/ Modified sep 24, 2016 6:16 p.m.

How President Hart Will Become Professor Hart

UA president will serve on faculty of College of Education, earn top salary.

Ann Weaver Hart 11/17/14 SPOT University of Arizona President Ann Weaver Hart.
AZPM Staff

Editor's note: This story was updated at 6:15 p.m. Sept. 24, 2016 to add clarifying information.

Members of the Arizona Board of Regents have set the parameters for University of Arizona President Ann Weaver Hart’s transition out of her current role into her future position as member of the faculty.

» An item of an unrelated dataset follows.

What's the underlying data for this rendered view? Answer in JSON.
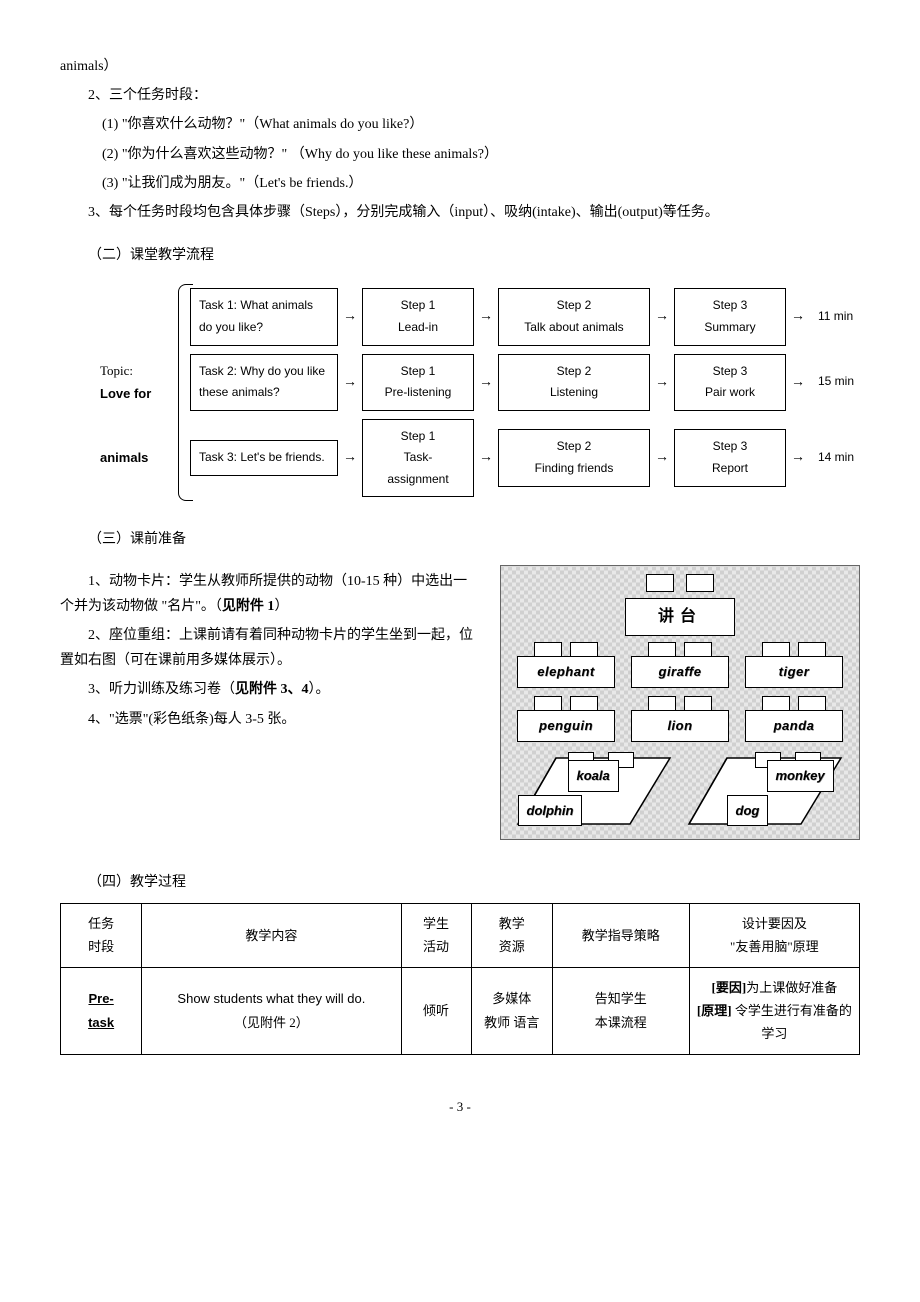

Hart’s contract runs through June 30, 2018, and a search for her successor is in the early stages, following her announcement this summer that she would not ask for an extension.

Based on the transition terms that the regents agreed to Thursday at a meeting in Flagstaff, if a new president is hired before Hart’s contract expires, she will become a tenured professor in the College of Education. Her base salary as UA president, about $475,000, will continue through mid 2018.

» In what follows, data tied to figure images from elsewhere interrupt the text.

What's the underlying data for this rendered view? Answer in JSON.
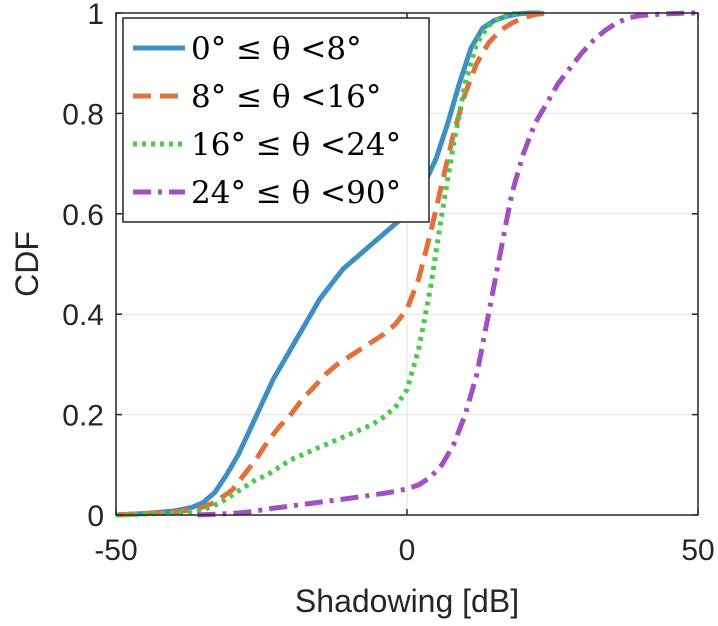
{
  "chart_data": {
    "type": "line",
    "xlabel": "Shadowing [dB]",
    "ylabel": "CDF",
    "xlim": [
      -50,
      50
    ],
    "ylim": [
      0,
      1
    ],
    "xticks": [
      -50,
      0,
      50
    ],
    "xtick_labels": [
      "-50",
      "0",
      "50"
    ],
    "yticks": [
      0,
      0.2,
      0.4,
      0.6,
      0.8,
      1
    ],
    "ytick_labels": [
      "0",
      "0.2",
      "0.4",
      "0.6",
      "0.8",
      "1"
    ],
    "grid": true,
    "legend_position": "top-left",
    "series": [
      {
        "name": "0° ≤ θ <8°",
        "color": "#3d8fc4",
        "dash": "solid",
        "x": [
          -50,
          -45,
          -40,
          -37,
          -35,
          -33,
          -31,
          -29,
          -27,
          -25,
          -23,
          -21,
          -19,
          -17,
          -15,
          -13,
          -11,
          -9,
          -7,
          -5,
          -3,
          -1,
          1,
          3,
          5,
          7,
          9,
          11,
          13,
          15,
          17,
          19,
          21,
          23
        ],
        "y": [
          0,
          0.003,
          0.008,
          0.015,
          0.025,
          0.045,
          0.08,
          0.12,
          0.17,
          0.22,
          0.27,
          0.31,
          0.35,
          0.39,
          0.43,
          0.46,
          0.49,
          0.51,
          0.53,
          0.55,
          0.57,
          0.59,
          0.62,
          0.66,
          0.71,
          0.78,
          0.86,
          0.93,
          0.97,
          0.985,
          0.993,
          0.998,
          1,
          1
        ]
      },
      {
        "name": "8° ≤ θ <16°",
        "color": "#e36f3a",
        "dash": "dashed",
        "x": [
          -50,
          -45,
          -40,
          -36,
          -33,
          -30,
          -28,
          -26,
          -24,
          -22,
          -20,
          -18,
          -16,
          -14,
          -12,
          -10,
          -8,
          -6,
          -4,
          -2,
          0,
          2,
          4,
          6,
          8,
          10,
          12,
          14,
          16,
          18,
          20,
          22,
          24
        ],
        "y": [
          0,
          0.003,
          0.006,
          0.012,
          0.025,
          0.05,
          0.08,
          0.11,
          0.145,
          0.175,
          0.2,
          0.23,
          0.255,
          0.28,
          0.3,
          0.315,
          0.33,
          0.345,
          0.36,
          0.38,
          0.41,
          0.47,
          0.56,
          0.66,
          0.76,
          0.84,
          0.9,
          0.94,
          0.965,
          0.98,
          0.99,
          0.997,
          1
        ]
      },
      {
        "name": "16° ≤ θ <24°",
        "color": "#4cc94b",
        "dash": "dotted",
        "x": [
          -50,
          -45,
          -40,
          -36,
          -34,
          -32,
          -30,
          -28,
          -26,
          -24,
          -22,
          -20,
          -18,
          -16,
          -14,
          -12,
          -10,
          -8,
          -6,
          -4,
          -2,
          0,
          2,
          4,
          6,
          8,
          10,
          12,
          14,
          16,
          18,
          20
        ],
        "y": [
          0,
          0.002,
          0.004,
          0.008,
          0.015,
          0.025,
          0.04,
          0.055,
          0.07,
          0.08,
          0.095,
          0.11,
          0.12,
          0.13,
          0.14,
          0.15,
          0.16,
          0.17,
          0.18,
          0.195,
          0.215,
          0.25,
          0.33,
          0.45,
          0.6,
          0.74,
          0.86,
          0.94,
          0.975,
          0.99,
          0.998,
          1
        ]
      },
      {
        "name": "24° ≤ θ <90°",
        "color": "#a34fc4",
        "dash": "dashdot",
        "x": [
          -36,
          -34,
          -32,
          -30,
          -28,
          -26,
          -24,
          -22,
          -20,
          -18,
          -16,
          -14,
          -12,
          -10,
          -8,
          -6,
          -4,
          -2,
          0,
          2,
          4,
          6,
          8,
          10,
          12,
          14,
          16,
          18,
          20,
          22,
          24,
          26,
          28,
          30,
          32,
          34,
          36,
          38,
          40,
          44,
          48,
          50
        ],
        "y": [
          0,
          0.001,
          0.002,
          0.003,
          0.005,
          0.008,
          0.012,
          0.015,
          0.018,
          0.021,
          0.024,
          0.027,
          0.03,
          0.033,
          0.036,
          0.04,
          0.043,
          0.047,
          0.052,
          0.06,
          0.075,
          0.1,
          0.14,
          0.2,
          0.28,
          0.4,
          0.52,
          0.64,
          0.72,
          0.78,
          0.82,
          0.86,
          0.89,
          0.92,
          0.945,
          0.965,
          0.98,
          0.99,
          0.995,
          0.998,
          1,
          1
        ]
      }
    ]
  }
}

Then, in her faculty position, she will be paid a salary equal to the highest paid faculty member in the College of Education. The UA’s online salary database shows Dean Ron Marx earned the the College of Education’s top salary in the 2014-15 fiscal year, at $251,449.

Hart will take a sabbatical leave during the first academic year as a member of the faculty. If hiring of a new UA president and Hart's move to the faculty come by next summer as some regents have said they anticipate, she will have served five years at the university.

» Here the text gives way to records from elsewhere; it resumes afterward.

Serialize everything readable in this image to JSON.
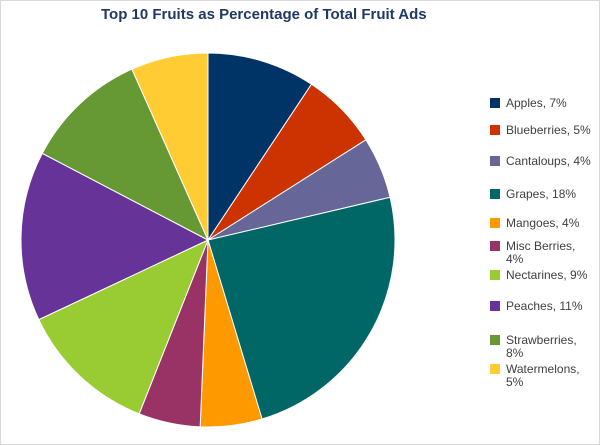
{
  "chart_data": {
    "type": "pie",
    "title": "Top 10 Fruits as Percentage of Total Fruit Ads",
    "legend_position": "right",
    "slices": [
      {
        "label": "Apples",
        "legend_label": "Apples, 7%",
        "value": 7,
        "color": "#003366"
      },
      {
        "label": "Blueberries",
        "legend_label": "Blueberries, 5%",
        "value": 5,
        "color": "#cc3300"
      },
      {
        "label": "Cantaloups",
        "legend_label": "Cantaloups, 4%",
        "value": 4,
        "color": "#666699"
      },
      {
        "label": "Grapes",
        "legend_label": "Grapes, 18%",
        "value": 18,
        "color": "#006666"
      },
      {
        "label": "Mangoes",
        "legend_label": "Mangoes, 4%",
        "value": 4,
        "color": "#ff9900"
      },
      {
        "label": "Misc Berries",
        "legend_label": "Misc Berries, 4%",
        "value": 4,
        "color": "#993366"
      },
      {
        "label": "Nectarines",
        "legend_label": "Nectarines, 9%",
        "value": 9,
        "color": "#99cc33"
      },
      {
        "label": "Peaches",
        "legend_label": "Peaches, 11%",
        "value": 11,
        "color": "#663399"
      },
      {
        "label": "Strawberries",
        "legend_label": "Strawberries, 8%",
        "value": 8,
        "color": "#669933"
      },
      {
        "label": "Watermelons",
        "legend_label": "Watermelons, 5%",
        "value": 5,
        "color": "#ffcc33"
      }
    ]
  }
}
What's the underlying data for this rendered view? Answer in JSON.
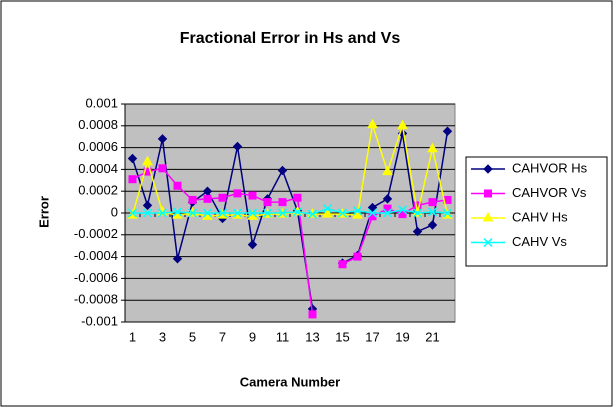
{
  "chart_data": {
    "type": "line",
    "title": "Fractional Error in Hs and Vs",
    "x_label": "Camera Number",
    "y_label": "Error",
    "categories": [
      "1",
      null,
      "3",
      null,
      "5",
      null,
      "7",
      null,
      "9",
      null,
      "11",
      null,
      "13",
      null,
      "15",
      null,
      "17",
      null,
      "19",
      null,
      "21",
      null
    ],
    "ylim": [
      -0.001,
      0.001
    ],
    "yticks": [
      -0.001,
      -0.0008,
      -0.0006,
      -0.0004,
      -0.0002,
      0,
      0.0002,
      0.0004,
      0.0006,
      0.0008,
      0.001
    ],
    "grid": true,
    "legend": "right",
    "series": [
      {
        "name": "CAHVOR Hs",
        "color": "#000080",
        "marker": "diamond",
        "values": [
          0.0005,
          7e-05,
          0.00068,
          -0.00042,
          0.0001,
          0.0002,
          -5e-05,
          0.00061,
          -0.00029,
          0.00013,
          0.00039,
          2e-05,
          -0.00088,
          null,
          -0.00046,
          -0.00039,
          5e-05,
          0.00013,
          0.00073,
          -0.00017,
          -0.00011,
          0.00075
        ]
      },
      {
        "name": "CAHVOR Vs",
        "color": "#ff00ff",
        "marker": "square",
        "values": [
          0.00031,
          0.00038,
          0.00041,
          0.00025,
          0.00012,
          0.00013,
          0.00014,
          0.00018,
          0.00016,
          0.0001,
          0.0001,
          0.00014,
          -0.00093,
          null,
          -0.00047,
          -0.0004,
          -3e-05,
          4e-05,
          -1e-05,
          7e-05,
          0.0001,
          0.00012
        ]
      },
      {
        "name": "CAHV Hs",
        "color": "#ffff00",
        "marker": "triangle",
        "values": [
          -2e-05,
          0.00047,
          1e-05,
          -2e-05,
          0,
          -3e-05,
          -2e-05,
          -2e-05,
          -3e-05,
          -1e-05,
          -1e-05,
          1e-05,
          -1e-05,
          -1e-05,
          -1e-05,
          -2e-05,
          0.00081,
          0.00038,
          0.0008,
          0,
          0.00059,
          -2e-05
        ]
      },
      {
        "name": "CAHV Vs",
        "color": "#00ffff",
        "marker": "x",
        "values": [
          0,
          0,
          0,
          1e-05,
          0,
          0,
          0,
          0,
          0,
          0,
          0,
          1e-05,
          -1e-05,
          4e-05,
          0,
          2e-05,
          0,
          0,
          3e-05,
          0,
          1e-05,
          0
        ]
      }
    ]
  }
}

Normally, a faculty member is not eligible for sabbatical leave until after six years of work and then after university administration approves the sabbatical based on a proposed project that will help the faculty member advance in her profession, "to remain effective in their current positions, and to render the greatest possible service to the University of Arizona."

A UA spokesperson said in an email Saturday that "Hart negotiated a sabbatical as part of the terms of her contract with" the Board of Regents, and because the board "is the governing agency for the state universities, her agreement with them supersedes UA policy.

In other business, the regents approved paying the presidents of the state's three public universities what they called "at-risk compensation" - clarifying these were not bonuses, but payment for reaching set benchmarks. Each president will receive $40,000 in at-risk compensation.